A short sale restriction is placed on any stock as soon as it's down 10% intraday and is in effect for the rest of that trading day as well as the following trading day. The list on Shortable Stocks shows stocks that were down at least 10% on the previous trading day. The following is an example of a stock that has been affected by this trading rule.
Tricida released bad news on 10/24 before the market opened. The stock tanked on the news. Really ugly.
As can be seen on the chart below it fell more than the required 10% intraday to trigger the short sale restriction. So, for the rest of the day on 10/24, and then on the following day it was restricted.

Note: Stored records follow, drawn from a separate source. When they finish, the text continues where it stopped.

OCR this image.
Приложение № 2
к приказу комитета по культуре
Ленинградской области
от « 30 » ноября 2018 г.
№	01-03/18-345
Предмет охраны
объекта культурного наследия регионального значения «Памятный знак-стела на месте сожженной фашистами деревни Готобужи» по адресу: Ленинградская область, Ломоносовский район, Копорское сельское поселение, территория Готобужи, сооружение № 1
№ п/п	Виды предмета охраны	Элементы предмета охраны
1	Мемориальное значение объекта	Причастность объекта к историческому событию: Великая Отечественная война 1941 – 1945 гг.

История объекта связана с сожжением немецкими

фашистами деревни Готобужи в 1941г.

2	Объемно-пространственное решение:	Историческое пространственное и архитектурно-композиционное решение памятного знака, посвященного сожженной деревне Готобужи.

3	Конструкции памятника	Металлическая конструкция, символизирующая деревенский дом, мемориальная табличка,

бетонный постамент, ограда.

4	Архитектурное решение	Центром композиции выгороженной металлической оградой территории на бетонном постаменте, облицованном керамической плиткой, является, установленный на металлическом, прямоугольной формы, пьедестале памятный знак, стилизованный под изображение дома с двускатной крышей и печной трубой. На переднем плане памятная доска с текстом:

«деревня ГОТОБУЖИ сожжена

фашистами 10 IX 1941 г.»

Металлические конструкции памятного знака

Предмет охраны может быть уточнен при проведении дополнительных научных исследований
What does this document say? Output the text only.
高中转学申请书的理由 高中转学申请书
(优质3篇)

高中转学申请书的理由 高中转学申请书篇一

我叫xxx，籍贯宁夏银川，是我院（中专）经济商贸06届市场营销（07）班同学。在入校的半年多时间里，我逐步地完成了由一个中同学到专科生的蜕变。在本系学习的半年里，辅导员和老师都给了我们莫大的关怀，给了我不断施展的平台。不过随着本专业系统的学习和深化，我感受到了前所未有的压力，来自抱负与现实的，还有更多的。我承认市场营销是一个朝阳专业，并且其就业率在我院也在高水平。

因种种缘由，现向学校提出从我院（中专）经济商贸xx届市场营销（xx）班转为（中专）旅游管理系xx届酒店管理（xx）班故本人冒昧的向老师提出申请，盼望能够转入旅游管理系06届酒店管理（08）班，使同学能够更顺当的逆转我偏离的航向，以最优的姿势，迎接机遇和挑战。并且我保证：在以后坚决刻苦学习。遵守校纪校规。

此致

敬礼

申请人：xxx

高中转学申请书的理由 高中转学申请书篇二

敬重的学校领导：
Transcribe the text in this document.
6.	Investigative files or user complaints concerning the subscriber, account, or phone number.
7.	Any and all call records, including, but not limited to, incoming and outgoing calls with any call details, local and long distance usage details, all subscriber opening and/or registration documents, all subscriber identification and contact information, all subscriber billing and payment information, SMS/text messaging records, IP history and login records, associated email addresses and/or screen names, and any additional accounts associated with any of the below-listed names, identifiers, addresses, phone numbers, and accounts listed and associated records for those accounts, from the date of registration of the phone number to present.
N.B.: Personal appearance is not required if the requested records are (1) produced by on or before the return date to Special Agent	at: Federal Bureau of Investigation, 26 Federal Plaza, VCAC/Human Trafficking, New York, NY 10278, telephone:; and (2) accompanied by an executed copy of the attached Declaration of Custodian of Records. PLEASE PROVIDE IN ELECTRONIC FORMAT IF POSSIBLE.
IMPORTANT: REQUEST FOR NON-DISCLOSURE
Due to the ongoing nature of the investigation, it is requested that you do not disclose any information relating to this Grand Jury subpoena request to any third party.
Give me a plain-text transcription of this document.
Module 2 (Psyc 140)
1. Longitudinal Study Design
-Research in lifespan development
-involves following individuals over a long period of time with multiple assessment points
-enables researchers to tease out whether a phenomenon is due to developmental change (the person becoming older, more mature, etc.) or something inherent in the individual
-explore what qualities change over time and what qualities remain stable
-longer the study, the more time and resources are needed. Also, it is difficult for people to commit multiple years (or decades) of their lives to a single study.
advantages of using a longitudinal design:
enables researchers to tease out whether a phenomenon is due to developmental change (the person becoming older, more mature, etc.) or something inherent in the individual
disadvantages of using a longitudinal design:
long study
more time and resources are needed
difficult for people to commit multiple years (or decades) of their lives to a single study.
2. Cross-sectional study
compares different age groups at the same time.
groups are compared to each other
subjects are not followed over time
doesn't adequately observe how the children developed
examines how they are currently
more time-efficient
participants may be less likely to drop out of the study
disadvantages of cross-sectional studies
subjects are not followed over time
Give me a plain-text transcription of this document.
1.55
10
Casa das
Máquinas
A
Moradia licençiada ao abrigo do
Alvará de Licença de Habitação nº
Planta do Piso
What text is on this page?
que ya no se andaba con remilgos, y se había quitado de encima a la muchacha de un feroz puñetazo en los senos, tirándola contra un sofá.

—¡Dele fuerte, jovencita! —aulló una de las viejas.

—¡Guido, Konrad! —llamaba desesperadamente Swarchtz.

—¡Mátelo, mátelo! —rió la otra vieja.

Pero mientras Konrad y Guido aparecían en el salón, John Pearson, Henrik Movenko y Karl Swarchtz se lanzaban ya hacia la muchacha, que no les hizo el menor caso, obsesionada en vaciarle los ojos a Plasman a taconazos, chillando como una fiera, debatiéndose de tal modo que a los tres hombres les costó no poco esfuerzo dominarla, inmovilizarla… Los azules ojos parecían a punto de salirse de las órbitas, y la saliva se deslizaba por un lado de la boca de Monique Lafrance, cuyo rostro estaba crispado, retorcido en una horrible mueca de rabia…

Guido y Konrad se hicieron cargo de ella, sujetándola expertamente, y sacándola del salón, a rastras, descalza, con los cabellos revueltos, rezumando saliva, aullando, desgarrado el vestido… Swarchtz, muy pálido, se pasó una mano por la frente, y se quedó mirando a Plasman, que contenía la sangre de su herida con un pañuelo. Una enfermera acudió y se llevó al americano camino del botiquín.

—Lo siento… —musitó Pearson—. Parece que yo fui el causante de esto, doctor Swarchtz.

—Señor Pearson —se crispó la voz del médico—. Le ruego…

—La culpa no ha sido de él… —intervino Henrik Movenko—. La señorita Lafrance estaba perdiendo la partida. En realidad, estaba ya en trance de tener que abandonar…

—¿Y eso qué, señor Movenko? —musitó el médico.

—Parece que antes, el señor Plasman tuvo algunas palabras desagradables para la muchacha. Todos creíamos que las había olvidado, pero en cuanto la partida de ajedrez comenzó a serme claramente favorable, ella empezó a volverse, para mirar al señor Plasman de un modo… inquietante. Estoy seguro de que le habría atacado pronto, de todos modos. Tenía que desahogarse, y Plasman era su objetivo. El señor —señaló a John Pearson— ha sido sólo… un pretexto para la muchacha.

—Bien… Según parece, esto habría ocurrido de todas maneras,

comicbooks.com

But if you look carefully at a chart (not this one as it's too difficult to tell), you can see that it fell more than 10% on every single day last week. It has been short sale restricted every day since the bad news hit, and, in fact, it's on there again today as I write this.
However, in this image below you can clearly see that there have been shares available to borrow all week. In fact, the ebb and flow of the short shares availability indicate that shorting is happening even as the stock has remained on the SSR list.
Another thing to take from the information above is the change in fee rate and its corresponding rebate rate. The fee rate is the annual percentage rate that shorts must pay in order to borrow stock. The chart above plots this rate as the lavender line.
On October 25th the fee rate was 3.74% and the rebate rate was -0.67%. Those rates are pretty low. As the news disseminated these rates changed pretty quickly. By the end of last week these rates had spiked to 14.29% and -11.22% respectively, which is where they are at the moment. These are punitive rates, and they make short positions relatively expensive to hold.
In Summary
The point of all this is to show how being on the SSR list does not prevent a stock from being shorted. It can slow the shorting down, and this is arguably the purpose, but it doesn't stop it. In no way is this article an endorsement of the company, Tricida, or its stock. I just used it as an illustration of the dynamics of the short sale restriction list.